Moving on to the installation itself, in our AMD-based test system, we needed to outfit the CPU block with the appropriate mounting hardware. This consisted of attaching a metal bracket to each side of the underside of the cooling unit with a single screw.
We were a bit surprised that only one screw was used on each side, but at no point were we worried that this mounting method would not be enough. With the two side brackets installed, we could move on to the next installation step.
In order to mount the block to our AM4 motherboard, we first needed to remove the plastic mounting hardware that is used with the factory AMD cooler, as well as many other aftermarket coolers. Taking out the two screws on each bracket was simple, and it provided us with four threaded standoffs that could be used to attach the cooler.
After applying the included MX-4 thermal paste to our CPU heatspreader, we used the included screws and simply inserted one at a time in each corner of the cooler, tightening as we made our way around.
Next up we just had to connect the 4-pin PWM connector to our motherboard’s AIO header. This connection provides power and monitoring for all of the powered components of the AIO, including the pump, VRM fan, and 120mm radiator fans.
Installing the radiator and fans at the top of our case was quite easy, as we simply used the included screws and washers to secure the radiator to the matching mounting holes.
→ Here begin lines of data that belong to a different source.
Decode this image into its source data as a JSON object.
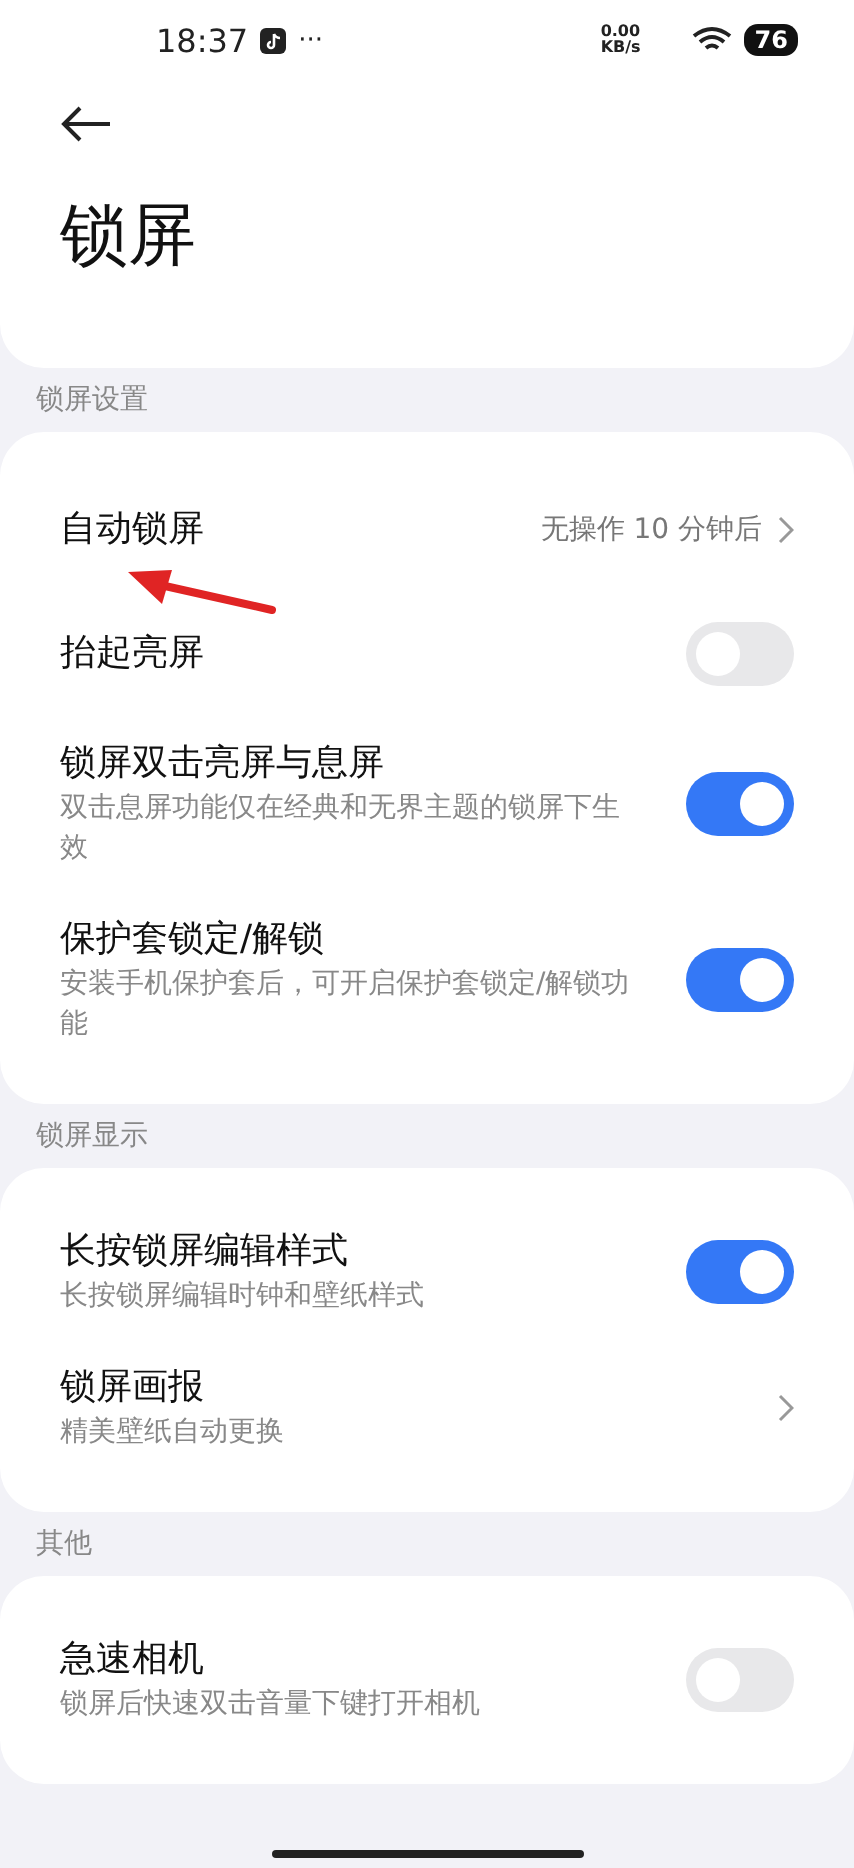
{
  "status_bar": {
    "time": "18:37",
    "more_indicator": "···",
    "net_speed_value": "0.00",
    "net_speed_unit": "KB/s",
    "battery": "76"
  },
  "header": {
    "title": "锁屏"
  },
  "sections": [
    {
      "label": "锁屏设置",
      "items": [
        {
          "kind": "value",
          "title": "自动锁屏",
          "value": "无操作 10 分钟后"
        },
        {
          "kind": "toggle",
          "title": "抬起亮屏",
          "on": false
        },
        {
          "kind": "toggle",
          "title": "锁屏双击亮屏与息屏",
          "subtitle": "双击息屏功能仅在经典和无界主题的锁屏下生效",
          "on": true
        },
        {
          "kind": "toggle",
          "title": "保护套锁定/解锁",
          "subtitle": "安装手机保护套后，可开启保护套锁定/解锁功能",
          "on": true
        }
      ]
    },
    {
      "label": "锁屏显示",
      "items": [
        {
          "kind": "toggle",
          "title": "长按锁屏编辑样式",
          "subtitle": "长按锁屏编辑时钟和壁纸样式",
          "on": true
        },
        {
          "kind": "link",
          "title": "锁屏画报",
          "subtitle": "精美壁纸自动更换"
        }
      ]
    },
    {
      "label": "其他",
      "items": [
        {
          "kind": "toggle",
          "title": "急速相机",
          "subtitle": "锁屏后快速双击音量下键打开相机",
          "on": false
        }
      ]
    }
  ]
}
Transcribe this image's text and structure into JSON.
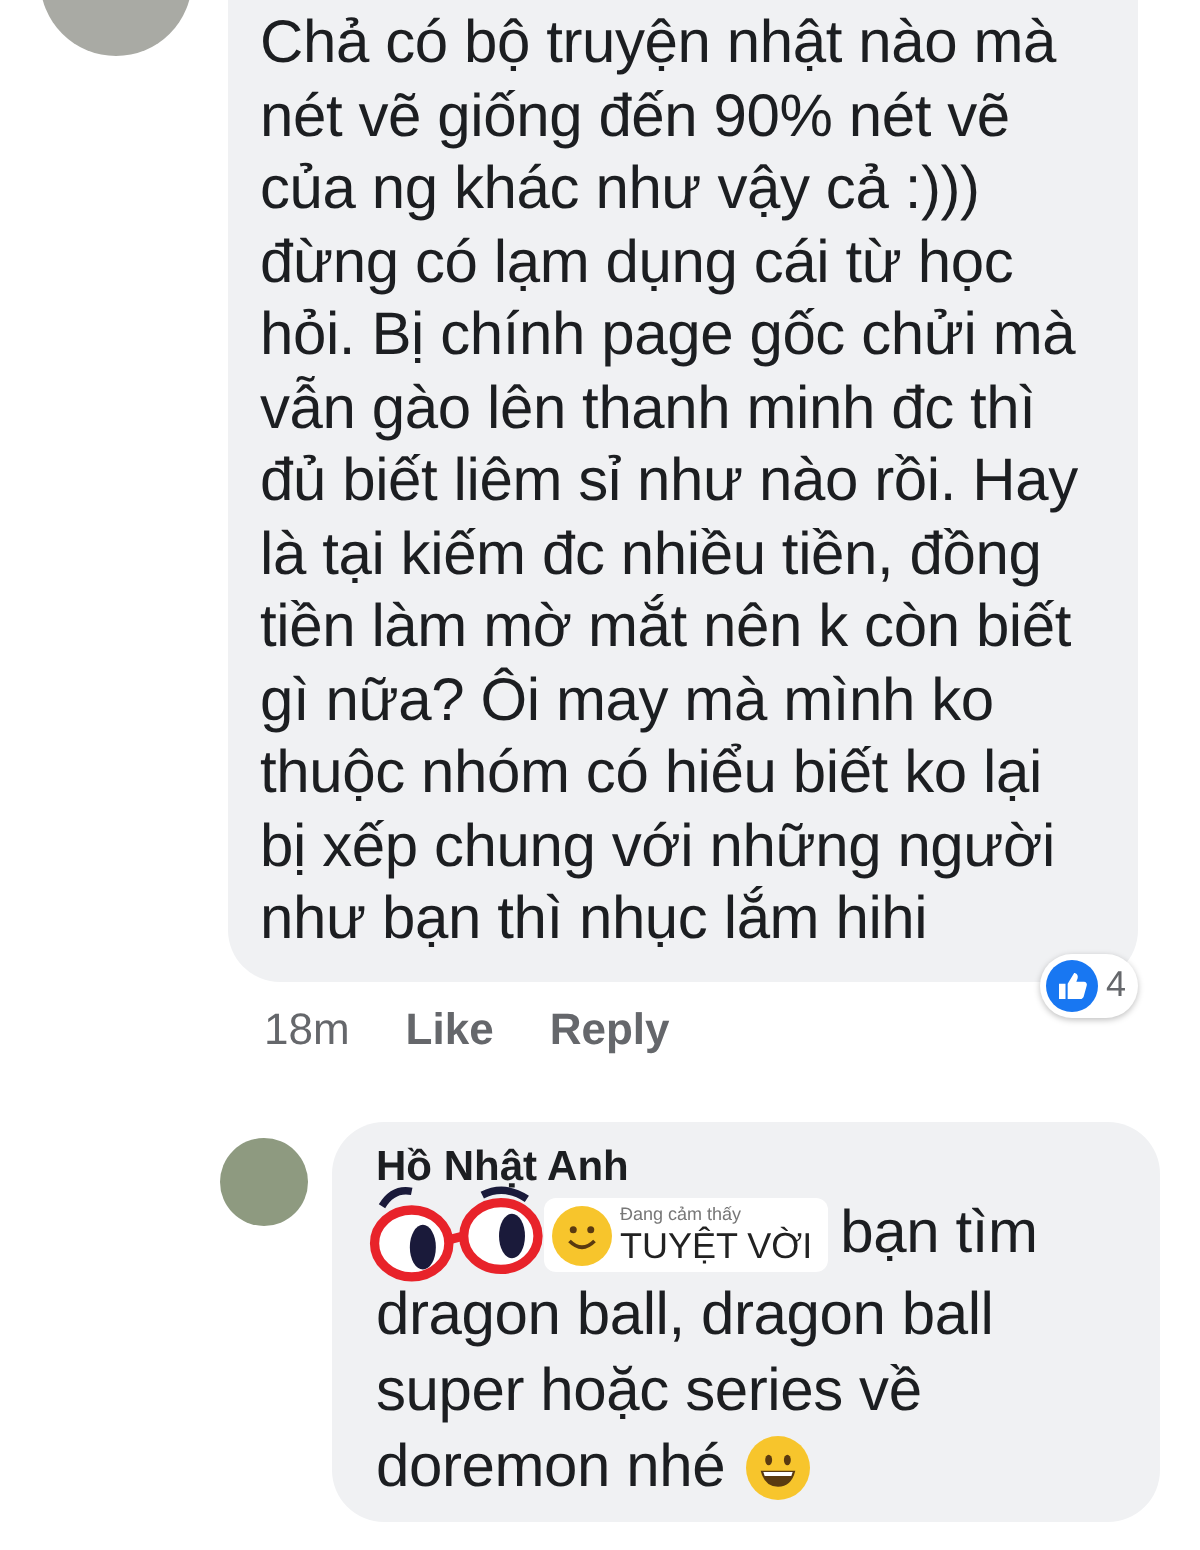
{
  "comment": {
    "text": "Chả có bộ truyện nhật nào mà\nnét vẽ giống đến 90% nét vẽ\ncủa ng khác như vậy cả :)))\nđừng có lạm dụng cái từ học\nhỏi. Bị chính page gốc chửi mà\nvẫn gào lên thanh minh đc thì\nđủ biết liêm sỉ như nào rồi. Hay\nlà tại kiếm đc nhiều tiền, đồng\ntiền làm mờ mắt nên k còn biết\ngì nữa? Ôi may mà mình ko\nthuộc nhóm có hiểu biết ko lại\nbị xếp chung với những người\nnhư bạn thì nhục lắm hihi",
    "time": "18m",
    "actions": [
      "Like",
      "Reply"
    ],
    "reaction_count": "4"
  },
  "reply": {
    "author": "Hồ Nhật Anh",
    "sticker": {
      "caption": "Đang cảm thấy",
      "feeling": "TUYỆT VỜI"
    },
    "first_line": "bạn tìm",
    "lines": [
      "dragon ball, dragon ball",
      "super hoặc series về",
      "doremon nhé"
    ]
  }
}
This is a fairly easy process, as you are simply holding the radiator in place with one hand and installing screws with the other. We will say that we definitely recommend a magnetic-tip screwdriver for this process, as it make screw installation that much easier, especially on the first few when you only have one hand to work with. Mounting the radiator at the top of our case allows not only the hot air from the loop to exit the case, but it also pulls warm case air up and out for some additional full-system cooling. And since there is no RGB wiring to worry about, and our fans are connected via the nicely routed cabling, we are finished with the installation.